Больше всех меня любил козел
Я нашел его, отставшего от стада или брошенного мамой, в устье сая (ущелья) Хаттанагуль (Ягнобская долина) в первом своем аспирантском поле . Ему было пара месяцев от рода, я назвал его Васькой и выкармливал сгущенным молоком и всем, к чему он проявлял интерес. За четыре месяца поля он вырос и ходил за мной по пятам и не только по лагерю, но и в маршруты, видимо, принимая меня за мать. Я говорил с ним о жизни, о геологическом строении Тагобикуль-Кумархского рудного узла, о том, что моя жена, которую я взял с собой в качестве повара, похоже, готовится наставить мне рога с шофером, на что он отвечал, что иметь рога это классно, ведь только с ними становишься настоящим самцем, то есть человеком. В конце поля мы приехали в Ташкент, где была база ИГЕМа, института, в котором я учился, я сдал машину, а козла подарил шоферу, не везти же животину в московскую квартиру? Перед отъездом, пошел к Ваське, и он разнес клетку, в которой сидел, и бросился ко мне, Клянусь, мы плакали, потом его связали и утащили на веревке.
На следующий год, приехав в следующее поле с новым шофером и новенькой поварихой вместо жены, я тут же пошел к нему. И увидел в стойле огромного козла, тупо жевавшего клок сена.
Мертвая душа или Первое мое поле
Первый раз я стал геологом в 14 лет...
Отец на лето взял меня с двоюродным братом в свое аспирантское поле! Рабочими!!! В отделе кадров закрыли на наш возраст глаза. И мы стали "мертвыми душами". Ну, не совсем мертвыми, потому что нам выдали трудовые книжки с записью "Принят на должность" и так далее. В общем, мертвыми мы не были.
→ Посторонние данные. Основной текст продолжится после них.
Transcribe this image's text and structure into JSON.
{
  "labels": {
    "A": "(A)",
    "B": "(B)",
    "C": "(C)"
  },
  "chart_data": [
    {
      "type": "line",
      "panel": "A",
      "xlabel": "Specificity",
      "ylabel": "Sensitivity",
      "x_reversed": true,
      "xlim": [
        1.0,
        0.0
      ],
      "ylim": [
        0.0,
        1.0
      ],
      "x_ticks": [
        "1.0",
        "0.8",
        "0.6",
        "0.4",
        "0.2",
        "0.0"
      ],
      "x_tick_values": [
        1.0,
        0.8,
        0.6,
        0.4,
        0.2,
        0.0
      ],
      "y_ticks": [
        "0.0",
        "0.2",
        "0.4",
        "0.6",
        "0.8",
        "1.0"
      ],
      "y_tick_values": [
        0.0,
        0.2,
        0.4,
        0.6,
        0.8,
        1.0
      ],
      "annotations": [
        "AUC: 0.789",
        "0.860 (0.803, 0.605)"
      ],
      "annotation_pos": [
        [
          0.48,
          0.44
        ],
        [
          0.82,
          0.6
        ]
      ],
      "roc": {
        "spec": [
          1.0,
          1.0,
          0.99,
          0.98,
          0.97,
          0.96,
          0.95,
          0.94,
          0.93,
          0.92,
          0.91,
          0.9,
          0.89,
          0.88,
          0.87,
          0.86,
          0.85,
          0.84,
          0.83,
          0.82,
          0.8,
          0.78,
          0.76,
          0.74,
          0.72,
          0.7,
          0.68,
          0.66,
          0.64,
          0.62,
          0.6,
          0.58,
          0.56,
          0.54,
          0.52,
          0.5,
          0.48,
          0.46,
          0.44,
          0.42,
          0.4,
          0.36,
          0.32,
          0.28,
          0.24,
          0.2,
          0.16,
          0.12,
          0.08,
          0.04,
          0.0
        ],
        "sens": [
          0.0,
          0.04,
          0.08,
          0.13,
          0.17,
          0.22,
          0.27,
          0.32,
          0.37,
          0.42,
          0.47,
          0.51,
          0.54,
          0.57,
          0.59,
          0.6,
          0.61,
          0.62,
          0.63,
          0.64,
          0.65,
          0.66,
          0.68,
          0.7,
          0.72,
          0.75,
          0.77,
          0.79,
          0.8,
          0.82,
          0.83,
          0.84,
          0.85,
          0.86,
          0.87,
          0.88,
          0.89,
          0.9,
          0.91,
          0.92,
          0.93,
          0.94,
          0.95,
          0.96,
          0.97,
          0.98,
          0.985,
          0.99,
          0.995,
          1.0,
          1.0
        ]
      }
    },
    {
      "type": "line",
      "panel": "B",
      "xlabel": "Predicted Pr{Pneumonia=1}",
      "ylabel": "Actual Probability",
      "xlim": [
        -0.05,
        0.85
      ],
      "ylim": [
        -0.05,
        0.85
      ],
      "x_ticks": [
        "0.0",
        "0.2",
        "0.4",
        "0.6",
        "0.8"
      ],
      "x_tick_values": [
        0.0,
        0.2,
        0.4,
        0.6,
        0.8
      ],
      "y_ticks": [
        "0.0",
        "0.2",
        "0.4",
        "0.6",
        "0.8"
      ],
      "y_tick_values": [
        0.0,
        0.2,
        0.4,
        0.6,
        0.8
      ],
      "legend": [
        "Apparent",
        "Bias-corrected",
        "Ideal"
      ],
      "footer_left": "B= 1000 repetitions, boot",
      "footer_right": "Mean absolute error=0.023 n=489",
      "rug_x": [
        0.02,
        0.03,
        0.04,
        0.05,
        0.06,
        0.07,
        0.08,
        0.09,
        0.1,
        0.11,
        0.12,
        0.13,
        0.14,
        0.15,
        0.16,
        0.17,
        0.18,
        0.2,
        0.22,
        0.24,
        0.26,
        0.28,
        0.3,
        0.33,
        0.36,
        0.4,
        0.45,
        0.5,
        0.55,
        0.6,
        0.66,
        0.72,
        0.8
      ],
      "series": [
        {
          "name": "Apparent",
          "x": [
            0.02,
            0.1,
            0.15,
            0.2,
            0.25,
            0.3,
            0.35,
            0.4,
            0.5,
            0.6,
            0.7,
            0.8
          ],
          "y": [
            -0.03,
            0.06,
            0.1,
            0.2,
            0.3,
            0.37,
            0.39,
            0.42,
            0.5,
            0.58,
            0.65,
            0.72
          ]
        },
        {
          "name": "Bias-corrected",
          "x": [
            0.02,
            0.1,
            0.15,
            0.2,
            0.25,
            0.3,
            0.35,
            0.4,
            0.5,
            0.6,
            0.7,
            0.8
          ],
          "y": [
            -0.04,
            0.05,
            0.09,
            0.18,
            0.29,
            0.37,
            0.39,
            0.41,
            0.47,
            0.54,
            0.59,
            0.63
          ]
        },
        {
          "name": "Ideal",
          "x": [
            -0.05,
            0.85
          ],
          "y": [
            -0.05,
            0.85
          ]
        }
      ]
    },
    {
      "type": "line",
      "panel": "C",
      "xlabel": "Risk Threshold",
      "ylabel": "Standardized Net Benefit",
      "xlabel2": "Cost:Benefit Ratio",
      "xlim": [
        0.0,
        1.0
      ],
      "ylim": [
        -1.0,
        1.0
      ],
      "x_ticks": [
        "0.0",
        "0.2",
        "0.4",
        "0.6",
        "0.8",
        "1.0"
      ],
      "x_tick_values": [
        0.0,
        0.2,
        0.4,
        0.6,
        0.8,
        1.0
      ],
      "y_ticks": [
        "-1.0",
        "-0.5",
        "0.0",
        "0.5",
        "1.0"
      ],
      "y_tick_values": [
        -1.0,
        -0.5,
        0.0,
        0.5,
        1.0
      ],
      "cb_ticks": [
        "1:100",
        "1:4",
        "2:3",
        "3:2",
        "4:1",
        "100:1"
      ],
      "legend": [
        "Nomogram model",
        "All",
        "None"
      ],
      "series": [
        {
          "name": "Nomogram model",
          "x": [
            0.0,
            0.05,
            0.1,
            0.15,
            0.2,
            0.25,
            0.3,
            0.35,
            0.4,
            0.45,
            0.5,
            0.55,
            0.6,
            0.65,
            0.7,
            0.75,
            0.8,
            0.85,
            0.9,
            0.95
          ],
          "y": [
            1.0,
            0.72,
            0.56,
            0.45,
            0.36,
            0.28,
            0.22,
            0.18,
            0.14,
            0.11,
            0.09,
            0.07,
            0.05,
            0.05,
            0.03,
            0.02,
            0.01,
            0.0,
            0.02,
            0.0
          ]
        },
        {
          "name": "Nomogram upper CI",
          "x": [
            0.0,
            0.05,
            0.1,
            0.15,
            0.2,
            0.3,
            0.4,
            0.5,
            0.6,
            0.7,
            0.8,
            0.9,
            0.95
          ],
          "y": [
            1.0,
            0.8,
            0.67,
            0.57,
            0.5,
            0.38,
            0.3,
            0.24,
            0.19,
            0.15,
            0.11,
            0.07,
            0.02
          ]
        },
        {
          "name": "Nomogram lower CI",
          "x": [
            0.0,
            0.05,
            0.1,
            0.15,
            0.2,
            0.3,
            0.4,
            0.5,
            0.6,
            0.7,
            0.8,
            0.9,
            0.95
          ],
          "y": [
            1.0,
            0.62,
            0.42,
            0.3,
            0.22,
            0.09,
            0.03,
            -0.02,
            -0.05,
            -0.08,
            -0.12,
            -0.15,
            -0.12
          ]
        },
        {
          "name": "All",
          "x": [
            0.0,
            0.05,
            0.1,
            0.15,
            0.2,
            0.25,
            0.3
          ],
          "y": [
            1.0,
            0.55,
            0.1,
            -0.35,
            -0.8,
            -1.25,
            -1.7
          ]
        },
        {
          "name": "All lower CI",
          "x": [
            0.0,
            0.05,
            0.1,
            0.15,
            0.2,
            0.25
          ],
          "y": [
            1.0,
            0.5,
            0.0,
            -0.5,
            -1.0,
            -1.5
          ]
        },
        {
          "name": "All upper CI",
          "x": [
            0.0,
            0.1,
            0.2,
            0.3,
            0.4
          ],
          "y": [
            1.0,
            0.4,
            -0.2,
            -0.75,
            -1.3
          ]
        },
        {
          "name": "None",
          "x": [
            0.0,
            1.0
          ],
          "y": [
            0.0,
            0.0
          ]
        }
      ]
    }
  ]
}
Поле проистекало близ узбекского города Ангрена, в красивой горной местности с мощной рекой и жавшимися к ней ручьями. Больше всего мне запомнилось, как мы шли с отцом по узенький ручной штольне, и из кромешной темноты на нас выбежал волк. Я поднял на него свой молоток - у меня был самый настоящий геологический молоток на длинной ручке - но ударить зверину не смог, так она рыкнула. В остальное время запоем читал "Войну и Мир", и с братом собирал в в литровую молочную бутылку разных змей - эф, гадюк и прочих тварей. Оказалось, что в литровую молочную бутылку их входит несметное количество. Еще там было множество скорпионов и фаланг, но мы их не боялись - знали, что со скорпионом просто не надо ложиться спать, а фаланга- это просто большая безвредная букашка, хотя и ужасающая на вид. Время от времени, чтоб жизнь не казалась сахаром, отец загонял нас на самую высокую гору в округе, и звалась она Бабай-Об, что по-тюркси означало Дедушкина Вода. Потом, когда кончилась еда, я полез в яму, под вывороченным паводком деревом: змей и рыб в ней было поровну, но об этом я уже рассказывал. Со временем мы переехали на Сыр-Дарью. До сих пор помню как форсировал ее на большой допотопной лодке. Зарплата у меня, как я узнал позже, была 45 руб, и был я то рабочим по третьему разряду, то коллектором.
Будь у меня Горячий камень, эти времена из жизни я бы, пожалуй, вернул, да и все остальное: обвалы штолен, мороз лавин, потаскух и тайфуны. Все, кроме честных женщин.
История о сексе в карельской бане
В геологическом поселке Укса Карельской АССР был воскресный зимний вечер. Геологи, все чистые, только что помывшиеся в бане, прикорнувшей на берегу коричневой летом реки, а ныне оледенелой, сидели за столом в избушке Лиды Кормилициной, одинокой с ребенком, женщины, в тот раз по количеству принятого забывшую свою сакраментальную фразу "До чего ж тоскливо!" Всем было хорошо, сытно и пьяно, все веселились и играли в игру "Да или нет". Веселая игра! Один рассказывает картинку, которую надо разгадать, получая в ответ на вопросы лишь "Да", "Нет" или "Не имеет значения". Когда Лида выдала свою загадку ("Лежит на ровном поле мужик с двумя мешками,к тому же совершенно мертвый") мы с Ладой, не дождавшись разгадки("Это парашютист, у которого не раскрылись парашюты"), решили парно самоопределиться. Посовещавшись на лютом в 40 градусов морозе, направились в теплую баню, чтоб там поведать друг другу стремления обнаженных душ и разгоряченных тел.